This repository contains the implementation of our methodology for transforming multiple vehicle-mounted camera images into a bird’s-eye view (BEV). This approach is crucial in applications like traffic management, autonomous driving, and urban planning. We leverage deep learning architectures to model spatial relationships and depth cues in on-ground images, enhancing the accuracy and realism of the top-down transformation.
- Ayush Goel - aygoel@seas.upenn.edu
- Ojas Mandlecha - ojasm@seas.upenn.edu
- Renu Reddy Kasala - renu1@seas.upenn.edu
- Dataset: We used the CARLA simulator dataset, comprising images from left, right, front, rear-view cameras, and an aerial top-down view from a drone’s perspective.
- Methodology:
- We employed a U-Net backbone for semantic segmentation of images.
- Our network architecture features a multi-input encoder-decoder framework with a spatial transformer module.
- The model utilizes SegFormer for obtaining semantically segmented real images.

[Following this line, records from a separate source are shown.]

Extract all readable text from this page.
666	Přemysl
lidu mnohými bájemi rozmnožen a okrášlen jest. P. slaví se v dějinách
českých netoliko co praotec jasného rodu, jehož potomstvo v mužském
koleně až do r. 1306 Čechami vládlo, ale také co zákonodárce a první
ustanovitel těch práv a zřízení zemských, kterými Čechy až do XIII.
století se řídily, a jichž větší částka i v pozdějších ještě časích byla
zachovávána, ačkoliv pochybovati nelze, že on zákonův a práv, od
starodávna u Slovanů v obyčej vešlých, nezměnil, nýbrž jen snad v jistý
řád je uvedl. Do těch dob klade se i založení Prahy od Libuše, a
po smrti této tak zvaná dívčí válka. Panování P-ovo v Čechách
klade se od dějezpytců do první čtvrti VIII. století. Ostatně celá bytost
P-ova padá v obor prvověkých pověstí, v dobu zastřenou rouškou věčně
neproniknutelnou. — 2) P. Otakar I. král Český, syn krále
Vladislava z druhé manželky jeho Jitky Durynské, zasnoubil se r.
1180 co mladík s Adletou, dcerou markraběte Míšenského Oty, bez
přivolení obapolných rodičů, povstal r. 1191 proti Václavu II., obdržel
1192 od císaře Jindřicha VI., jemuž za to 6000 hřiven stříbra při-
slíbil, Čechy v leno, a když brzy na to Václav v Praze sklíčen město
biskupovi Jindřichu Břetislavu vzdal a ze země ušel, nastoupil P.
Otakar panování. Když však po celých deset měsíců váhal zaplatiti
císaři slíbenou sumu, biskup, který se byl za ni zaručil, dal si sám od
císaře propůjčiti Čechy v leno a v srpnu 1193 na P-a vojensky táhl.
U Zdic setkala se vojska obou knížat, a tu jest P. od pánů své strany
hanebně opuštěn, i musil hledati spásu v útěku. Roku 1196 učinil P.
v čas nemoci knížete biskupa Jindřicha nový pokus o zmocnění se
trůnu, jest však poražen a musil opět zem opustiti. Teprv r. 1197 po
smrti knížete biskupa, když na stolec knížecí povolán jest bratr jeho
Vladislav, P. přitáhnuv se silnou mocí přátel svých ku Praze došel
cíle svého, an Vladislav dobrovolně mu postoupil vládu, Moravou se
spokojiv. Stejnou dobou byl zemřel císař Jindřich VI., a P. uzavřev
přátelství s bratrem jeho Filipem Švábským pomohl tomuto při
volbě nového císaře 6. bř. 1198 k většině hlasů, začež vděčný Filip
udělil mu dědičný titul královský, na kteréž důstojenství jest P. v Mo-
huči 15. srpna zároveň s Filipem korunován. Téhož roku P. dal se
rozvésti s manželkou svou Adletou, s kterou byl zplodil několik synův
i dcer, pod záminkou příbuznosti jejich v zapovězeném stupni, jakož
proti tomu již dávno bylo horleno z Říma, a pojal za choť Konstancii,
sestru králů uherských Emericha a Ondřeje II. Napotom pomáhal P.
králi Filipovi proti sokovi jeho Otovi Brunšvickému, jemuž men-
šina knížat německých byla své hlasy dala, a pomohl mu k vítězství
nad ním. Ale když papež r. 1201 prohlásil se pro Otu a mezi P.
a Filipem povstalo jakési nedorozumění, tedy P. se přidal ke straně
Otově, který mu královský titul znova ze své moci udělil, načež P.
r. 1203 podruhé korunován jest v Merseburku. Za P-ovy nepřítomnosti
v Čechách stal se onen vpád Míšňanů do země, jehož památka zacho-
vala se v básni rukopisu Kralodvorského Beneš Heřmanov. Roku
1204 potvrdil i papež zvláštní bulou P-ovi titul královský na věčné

- We implemented Inverse Perspective Mapping (IPM) to improve spatial consistency.
- Training Environment:
- AWS g5.4xLarge instance with NVIDIA A100 Tensor Core GPUs, 24GiB GPU Memory, 16 vCPUs, 600GiB CPU Memory.
-
Environment Setup:
- Clone the repository:
https://github.com/ayushgoel24/Birds-Eye-View-from-Multiple-Vehicle-Camera-Images
. - Install the required libraries:
pip install -r requirements.txt
.
- Clone the repository:
-
Model Training:
- Run the training script:
python train.py
from the root directory. - Custom arguments could be passed through the training scripts from the configuration file:
configurations/dataset_configurations.yaml
- Run the training script:
-
Model Evaluation:
- After training, evaluate the model using
evaluate.py
script. python evaluate.py
.
- After training, evaluate the model using
-
Reproducing Results:
- To reproduce our results, use the same dataset and follow the training instructions.
- Hyperparameters:
- Batch Size = 8
- Learning Rate = 5e-5
- Betas = (0.9, 0.99)
- Epochs = 30
- Weight Decay = 1e-6.
Our methodology achieved a Mean Intersection-over-Union (MIoU) of 55.31% on the validation set. Class IoU scores further validate the effectiveness of our model, particularly in predicting large-area semantic classes.
We plan to explore enhancements that address finer details in semantic segmentation, refining the network architecture for more nuanced feature extraction, and extending our methodology to diverse real-world scenarios.
This project is licensed under the MIT License - see the LICENSE.md
file for details.